Restoration technique [Was: Re: Bay Area: IBM 4341 and HP3000]

tony duell ard at
Mon Jan 12 13:53:41 CST 2015

> Not popular or widespread perhaps, but globally there are quite
> a number of people who wouldn't mind sinking their teeth in
> restoring a rare mainframe.

Yes. me for one (I've never worked on a mainframe...)

> What I find bothersome is that the techniques for doing so isn't
> easy to learn. There are only a few with Tonys skill level and

Actually, a lot of things are not easy to learn. I fact I struggle to think
of anything worthwhile that is. That said, nobody taught me how to
understand and repair computers. I just started reading schematics
and they started to make sense. What you need is a good understanding
of digital electronics (and there are very few good books on this,
amazingly) a good understanding of analogue electronics (ditto), and
really, then just to spend many hours fiddling with classic computers, 
looking at things with the 'scope and logic analyser, and thinking about
what you are doing.

> even fewer who cares about old electronics and yet fewer who
> document their knowledge, tools and tricks.

I do try. 

> From time to time I see young people (18 or so) enter the
> classic compuer hobby) but they have an uphill battle getting
> into the restoration part.

Hang on.. When I started, there was no internet. There were no 
mailing lists like this one. There were no data sheets and service
manuals available to download. I would have a schematic if I was 
lucky (otherwise I would have to trace it out), I would hopefully
be able to get data sheets or at least pinouts of the main ICs.

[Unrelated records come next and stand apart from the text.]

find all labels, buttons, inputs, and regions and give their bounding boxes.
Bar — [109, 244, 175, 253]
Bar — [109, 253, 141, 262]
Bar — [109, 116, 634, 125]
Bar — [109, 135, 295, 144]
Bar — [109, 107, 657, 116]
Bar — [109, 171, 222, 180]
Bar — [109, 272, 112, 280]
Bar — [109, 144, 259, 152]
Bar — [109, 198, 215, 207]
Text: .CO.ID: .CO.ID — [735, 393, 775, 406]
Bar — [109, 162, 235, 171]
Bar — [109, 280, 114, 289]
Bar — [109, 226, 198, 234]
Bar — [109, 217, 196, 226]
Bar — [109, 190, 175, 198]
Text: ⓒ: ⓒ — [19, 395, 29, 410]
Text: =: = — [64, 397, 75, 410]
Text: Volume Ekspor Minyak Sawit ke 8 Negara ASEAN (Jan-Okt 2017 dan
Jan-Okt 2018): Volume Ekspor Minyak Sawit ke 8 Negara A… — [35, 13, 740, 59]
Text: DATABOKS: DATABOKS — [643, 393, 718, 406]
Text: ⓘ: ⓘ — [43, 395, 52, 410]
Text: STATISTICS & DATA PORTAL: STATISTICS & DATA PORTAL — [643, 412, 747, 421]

To be fair it is a _lot_ easier now. 

The main skill I see lacking now is the ability to reason logically. 
This has nothing to do with classic computer restoration per se,
but it is obviously essential here. But I see it, in all areas, all the

> There seems to be lots and lots of books for restoring old cars
> and houses. Where are those books for computers?
> Tony, when will you write one?

Hang on. I post here. I write repair articles for HPCC. Every year I give
a talk at HPCC on the internals of some old HP device (last time it 
was the HP11305 disk controller for the HP9830, something that it is
not easy to find technical info on [1]). What more do you want?
(Said with tongue firmly in cheek).

[1] If you tell me you can download the schematics, well, where did they
come from...

More seriously, I have written repair information for specific machines,
but it tends to assume you already know how a computer works, and need
to know how _that_ computer works. In other words I'll describe the microcode
sequencer of the 98x0 processor, but will assume you know what microcode
is and how it is used in a processor control system

I have often thought about writing a more general 'book' on classic computer
repair but it either ends up far too trivial (explaining gates and flipflops and 
linear PSUs,) or very machine-specific. The problem is that in the time period
we are talking about there was almost nothing that every machine did the same
way. Even something as simple as a keyboard button could be a mechanical
contact, or a change in capacitance (then think of both Keytronics and the IBM
PC keyboard), or inductive coupling (GE/ICL Termiprinter) or inductive damping
(HP9810/HP9820) or a magnetically saturated core (HP9845). Or even mechanical
encoding to ASCII operating switch contacts (Teletype Model 33). To cover every
way that, say, a processor was designed would take many books, and even then
there would be something I'd missed out.